Our November Guest

A strong November wind has finally stripped our trees.  My woods finally look like Robert Frost’s poem My November Guest.  “My Sorrow, when she’s here with me, thinks these dark days of autumn rain are beautiful as days can be; she loves the bare, the withered tree; . . . She’s glad the birds are gone away, she’s glad her simple worsted gray is silver now with clinging mist. . . Not yesterday I learned to know the love of bare November days before the coming of the snow, . . .”

I am thankful our earth is tilted on its axis.  Should it not be we would have no  seasons.  Depending where one lived on earth would determine a sameness to everyday.  There would be 12 hours of day and 12 hours of night at the equator.  There would be eternal evening on the poles.  But as it is I rejoice in the coming of the snow and after a white feast I thrill at the bursting of spring with all its daffodils and crocuses.

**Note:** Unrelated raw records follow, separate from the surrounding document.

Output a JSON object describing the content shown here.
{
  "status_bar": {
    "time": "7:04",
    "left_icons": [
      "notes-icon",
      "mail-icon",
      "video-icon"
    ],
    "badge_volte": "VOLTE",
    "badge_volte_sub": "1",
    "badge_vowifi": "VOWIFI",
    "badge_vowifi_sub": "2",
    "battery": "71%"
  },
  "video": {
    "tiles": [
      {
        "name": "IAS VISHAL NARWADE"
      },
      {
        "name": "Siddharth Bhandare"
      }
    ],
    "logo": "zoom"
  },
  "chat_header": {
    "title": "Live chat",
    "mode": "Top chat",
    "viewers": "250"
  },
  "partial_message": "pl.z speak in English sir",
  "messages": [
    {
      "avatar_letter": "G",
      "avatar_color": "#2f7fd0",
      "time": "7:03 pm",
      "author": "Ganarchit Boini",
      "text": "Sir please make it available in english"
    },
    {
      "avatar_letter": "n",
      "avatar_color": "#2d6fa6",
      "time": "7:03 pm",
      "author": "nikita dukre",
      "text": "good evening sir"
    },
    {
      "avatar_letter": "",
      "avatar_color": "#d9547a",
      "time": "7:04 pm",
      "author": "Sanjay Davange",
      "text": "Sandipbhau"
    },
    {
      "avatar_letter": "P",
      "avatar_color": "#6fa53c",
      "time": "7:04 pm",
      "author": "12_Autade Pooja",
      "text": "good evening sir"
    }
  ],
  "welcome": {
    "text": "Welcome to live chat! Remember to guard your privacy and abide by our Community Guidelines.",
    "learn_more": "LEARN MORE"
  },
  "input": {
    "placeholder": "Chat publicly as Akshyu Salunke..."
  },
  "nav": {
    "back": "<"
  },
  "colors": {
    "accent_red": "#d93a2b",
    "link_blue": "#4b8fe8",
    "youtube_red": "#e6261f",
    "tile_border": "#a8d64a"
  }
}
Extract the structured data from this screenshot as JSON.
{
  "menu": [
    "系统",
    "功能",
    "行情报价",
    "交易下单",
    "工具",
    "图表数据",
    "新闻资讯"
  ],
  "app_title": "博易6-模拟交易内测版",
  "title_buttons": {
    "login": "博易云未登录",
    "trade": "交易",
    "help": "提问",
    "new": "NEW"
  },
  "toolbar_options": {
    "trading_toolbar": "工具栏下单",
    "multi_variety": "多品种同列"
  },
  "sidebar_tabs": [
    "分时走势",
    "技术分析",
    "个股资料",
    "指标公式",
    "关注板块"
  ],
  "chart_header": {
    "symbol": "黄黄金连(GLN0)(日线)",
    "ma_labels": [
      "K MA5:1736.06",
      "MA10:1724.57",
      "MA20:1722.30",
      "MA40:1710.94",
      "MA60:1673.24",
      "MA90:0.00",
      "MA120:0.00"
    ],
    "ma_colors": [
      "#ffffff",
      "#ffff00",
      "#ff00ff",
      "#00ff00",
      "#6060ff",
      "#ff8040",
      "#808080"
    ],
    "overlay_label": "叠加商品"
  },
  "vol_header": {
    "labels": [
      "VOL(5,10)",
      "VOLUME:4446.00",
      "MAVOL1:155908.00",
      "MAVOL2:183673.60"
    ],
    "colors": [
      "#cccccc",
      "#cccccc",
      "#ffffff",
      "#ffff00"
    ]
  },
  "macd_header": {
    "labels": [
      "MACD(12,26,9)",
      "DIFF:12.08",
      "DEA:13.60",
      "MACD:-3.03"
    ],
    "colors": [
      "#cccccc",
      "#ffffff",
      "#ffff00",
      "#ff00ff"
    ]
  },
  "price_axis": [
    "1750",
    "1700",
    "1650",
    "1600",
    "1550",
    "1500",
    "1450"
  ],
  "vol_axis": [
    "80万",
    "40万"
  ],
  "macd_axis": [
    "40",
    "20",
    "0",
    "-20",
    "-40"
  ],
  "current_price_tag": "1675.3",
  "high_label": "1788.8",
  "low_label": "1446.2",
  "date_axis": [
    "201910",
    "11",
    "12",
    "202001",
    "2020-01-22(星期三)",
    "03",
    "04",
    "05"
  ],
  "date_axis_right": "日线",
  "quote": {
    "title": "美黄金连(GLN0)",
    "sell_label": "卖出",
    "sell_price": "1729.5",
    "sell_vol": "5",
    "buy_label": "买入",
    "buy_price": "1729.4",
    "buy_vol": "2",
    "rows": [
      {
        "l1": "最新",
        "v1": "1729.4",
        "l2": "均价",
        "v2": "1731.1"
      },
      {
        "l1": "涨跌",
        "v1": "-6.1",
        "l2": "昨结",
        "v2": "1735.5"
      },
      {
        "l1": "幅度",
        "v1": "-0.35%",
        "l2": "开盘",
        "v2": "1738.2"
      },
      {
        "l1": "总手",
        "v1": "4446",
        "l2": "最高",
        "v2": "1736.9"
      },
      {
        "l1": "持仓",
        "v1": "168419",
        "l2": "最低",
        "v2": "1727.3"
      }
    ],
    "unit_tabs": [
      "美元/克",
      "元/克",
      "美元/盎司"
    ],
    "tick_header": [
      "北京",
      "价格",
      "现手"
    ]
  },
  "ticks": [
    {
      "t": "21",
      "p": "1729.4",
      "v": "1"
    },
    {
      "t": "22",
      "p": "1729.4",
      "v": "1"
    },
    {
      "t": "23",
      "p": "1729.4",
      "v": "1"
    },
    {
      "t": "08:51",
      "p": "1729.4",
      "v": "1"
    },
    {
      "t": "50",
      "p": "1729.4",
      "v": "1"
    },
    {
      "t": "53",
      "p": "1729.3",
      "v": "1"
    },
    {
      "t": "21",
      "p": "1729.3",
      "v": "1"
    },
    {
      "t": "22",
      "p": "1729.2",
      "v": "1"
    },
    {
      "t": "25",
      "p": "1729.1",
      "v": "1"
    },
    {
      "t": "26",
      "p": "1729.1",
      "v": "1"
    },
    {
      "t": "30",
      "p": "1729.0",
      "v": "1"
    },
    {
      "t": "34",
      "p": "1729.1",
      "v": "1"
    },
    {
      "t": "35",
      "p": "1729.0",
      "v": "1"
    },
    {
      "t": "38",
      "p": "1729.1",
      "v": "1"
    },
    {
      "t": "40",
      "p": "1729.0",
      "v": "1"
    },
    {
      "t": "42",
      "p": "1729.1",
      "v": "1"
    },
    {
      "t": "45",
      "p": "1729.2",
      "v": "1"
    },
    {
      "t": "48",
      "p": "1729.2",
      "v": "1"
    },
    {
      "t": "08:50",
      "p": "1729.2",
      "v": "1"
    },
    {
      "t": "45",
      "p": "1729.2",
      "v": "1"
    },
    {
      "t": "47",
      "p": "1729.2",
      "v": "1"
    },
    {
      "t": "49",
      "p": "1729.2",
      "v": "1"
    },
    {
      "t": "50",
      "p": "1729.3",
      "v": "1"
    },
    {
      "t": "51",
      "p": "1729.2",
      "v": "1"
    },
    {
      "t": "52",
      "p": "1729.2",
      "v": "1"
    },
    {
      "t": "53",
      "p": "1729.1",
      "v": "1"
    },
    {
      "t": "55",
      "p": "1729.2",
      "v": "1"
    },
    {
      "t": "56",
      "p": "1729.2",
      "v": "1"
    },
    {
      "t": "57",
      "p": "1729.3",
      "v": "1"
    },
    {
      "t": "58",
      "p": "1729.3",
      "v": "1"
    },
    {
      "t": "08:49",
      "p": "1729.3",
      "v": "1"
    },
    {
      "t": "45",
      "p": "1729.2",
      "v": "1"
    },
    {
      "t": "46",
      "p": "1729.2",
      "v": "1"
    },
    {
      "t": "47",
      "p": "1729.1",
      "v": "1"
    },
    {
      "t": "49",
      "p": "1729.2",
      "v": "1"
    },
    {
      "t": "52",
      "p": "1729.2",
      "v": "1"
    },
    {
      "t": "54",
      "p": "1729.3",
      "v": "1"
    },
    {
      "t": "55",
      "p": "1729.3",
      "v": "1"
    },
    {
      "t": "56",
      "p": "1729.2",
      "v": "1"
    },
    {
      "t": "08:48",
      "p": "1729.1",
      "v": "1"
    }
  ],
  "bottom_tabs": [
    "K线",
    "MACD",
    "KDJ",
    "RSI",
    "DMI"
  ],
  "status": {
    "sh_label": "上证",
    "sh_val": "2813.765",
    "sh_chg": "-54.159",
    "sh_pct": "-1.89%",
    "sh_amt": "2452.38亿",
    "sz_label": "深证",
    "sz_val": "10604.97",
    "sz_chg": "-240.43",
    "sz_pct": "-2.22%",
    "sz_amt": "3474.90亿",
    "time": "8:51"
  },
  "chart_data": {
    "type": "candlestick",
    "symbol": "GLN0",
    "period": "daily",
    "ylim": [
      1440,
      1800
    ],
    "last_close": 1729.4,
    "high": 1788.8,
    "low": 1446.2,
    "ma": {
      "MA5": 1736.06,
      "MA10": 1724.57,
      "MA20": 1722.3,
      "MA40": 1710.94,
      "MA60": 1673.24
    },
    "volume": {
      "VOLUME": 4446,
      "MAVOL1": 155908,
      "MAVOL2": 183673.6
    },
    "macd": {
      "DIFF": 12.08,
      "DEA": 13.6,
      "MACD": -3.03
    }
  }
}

It is Thanksgiving week and time to revel in the richness of life, which has little or nothing to do with one’s bank account.  It is about life.  It is about love and friends.  It is about the thrill of learning something new each day.  Even though we have our aches, pains, and worse for some – it is about the hope that Jesus has promised us – an eternity of life without those aches and pains, without the separation from loved ones.

And so I look out my window and pull my sweater just a bit more snug. I hope somewhere in heaven there will be snow – lots of snow.  Somewhere there will be gray worsted days.